Ainsi, l’Anses recommande de :
- se laver soigneusement les mains, avant la préparation et la prise des repas et après manipulation de foie de porc cru ;
- se laver soigneusement les mains à la sortie des toilettes, et après des soins aux personnes atteintes d’hépatite E. Les personnes qui ont ou ont récemment eu une hépatite doivent éviter de manipuler des aliments ;
- entretenir les surfaces et les ustensiles (grattage, lavage à l’eau chaude et au détergent) immédiatement après chaque utilisation, et en particulier après manipulation de foie de porc cru, de contact avec les animaux vivants, les carcasses ou les produits animaux ;
- cuire suffisamment les aliments : cuisson à cœur des aliments destinés à être consommés cuits (en particulier les produits à base de foie cru de suidés ou cervidés).
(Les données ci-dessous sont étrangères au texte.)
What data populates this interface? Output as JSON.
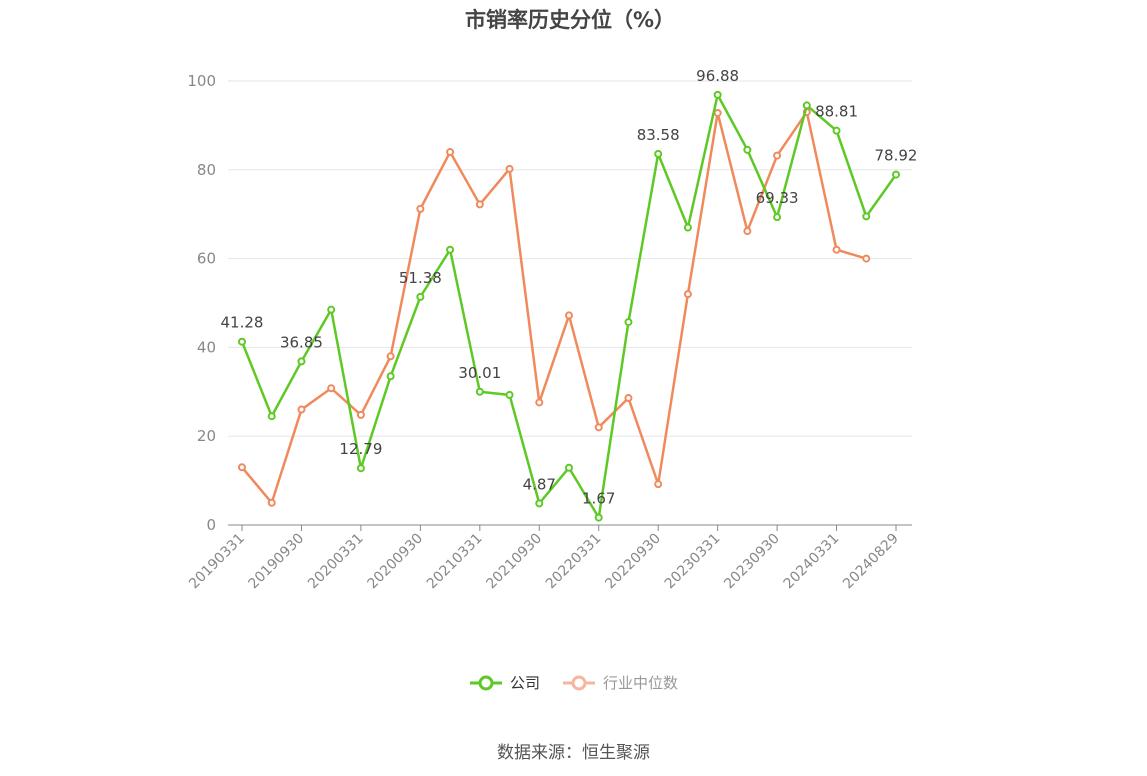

Tous les aliments contenant du foie de porc cru (figatelli, saucisses de foie de porc crues, fraîches ou sèches, quenelles de foie) sont des aliments à risque et ne doivent pas être consommés crus.
Ces recommandations doivent être tout particulièrement suivies par les populations ayant une sensibilité particulière vis-à-vis de ce virus : les personnes sous traitement immunosuppresseur ou ayant une maladie hépatique sous-jacente et les femmes enceintes (plus de précisions dans l’encadré).
Dans le cadre professionnel :
- Pour les professionnels exposés (notamment les éleveurs de porcs, vétérinaires, techniciens ou en contact avec des carcasses ou des animaux vivants) : se protéger en s’équipant de protections individuelles, respecter les bonnes pratiques d’hygiène, les mesures de stockage appropriées des déchets et cadavres d’animaux.
- Pour le personnel de cuisine ou toute personne amenée à manipuler des aliments, surtout si ces aliments sont destinés à être consommés crus ou peu cuits : compte tenu du risque de transmission orofécale, mettre en œuvre des bonnes pratiques d’hygiène.
Populations sensibles
Personnes ayant une maladie hépatique sous-jacente avec risque d’hépatite fulminante.
Sujets immunodéprimés avec risque d’hépatite chronique et de cirrhose (personnes transplantées d’organes solides, personnes recevant des cellules souches hématopoïétiques, personnes atteintes d’hémopathie maligne, personnes atteintes de maladies rhumatologiques traitées par immunosuppresseurs et personnes infectées par le VIH avec un faible nombre de lymphocytes TCD4).
Femmes enceintes dans les pays en développement (VHE- 1 et VHE- 2).
Anses. Avis de l’agence nationale de sécurité sanitaire de l’alimentation 2013 relatif à la « demande d’évaluation du risque lié à la contamination des produits de charcuterie à base de foie cru par le virus de l’hépatite E (VHE) ». 17 février 2013.
Afssa. Avis relatif au risque de contamination humaine par le virus de l’hépatite E (VHE) après ingestion de figatelli (saucisses crues à base de foie de porc). 30 avril 2009.
Afssa. Avis relatif au virus de l’hépatite E : méthodes de détection, risques pour le consommateur et risques liés à l’environnement. 23 septembre 2009.
Hartig-Lavie K, Bailly F, Lebossé F, et al. Item 163. Hépatites virales : hépatites E. Rev Prat 2020;70(2);e59-68.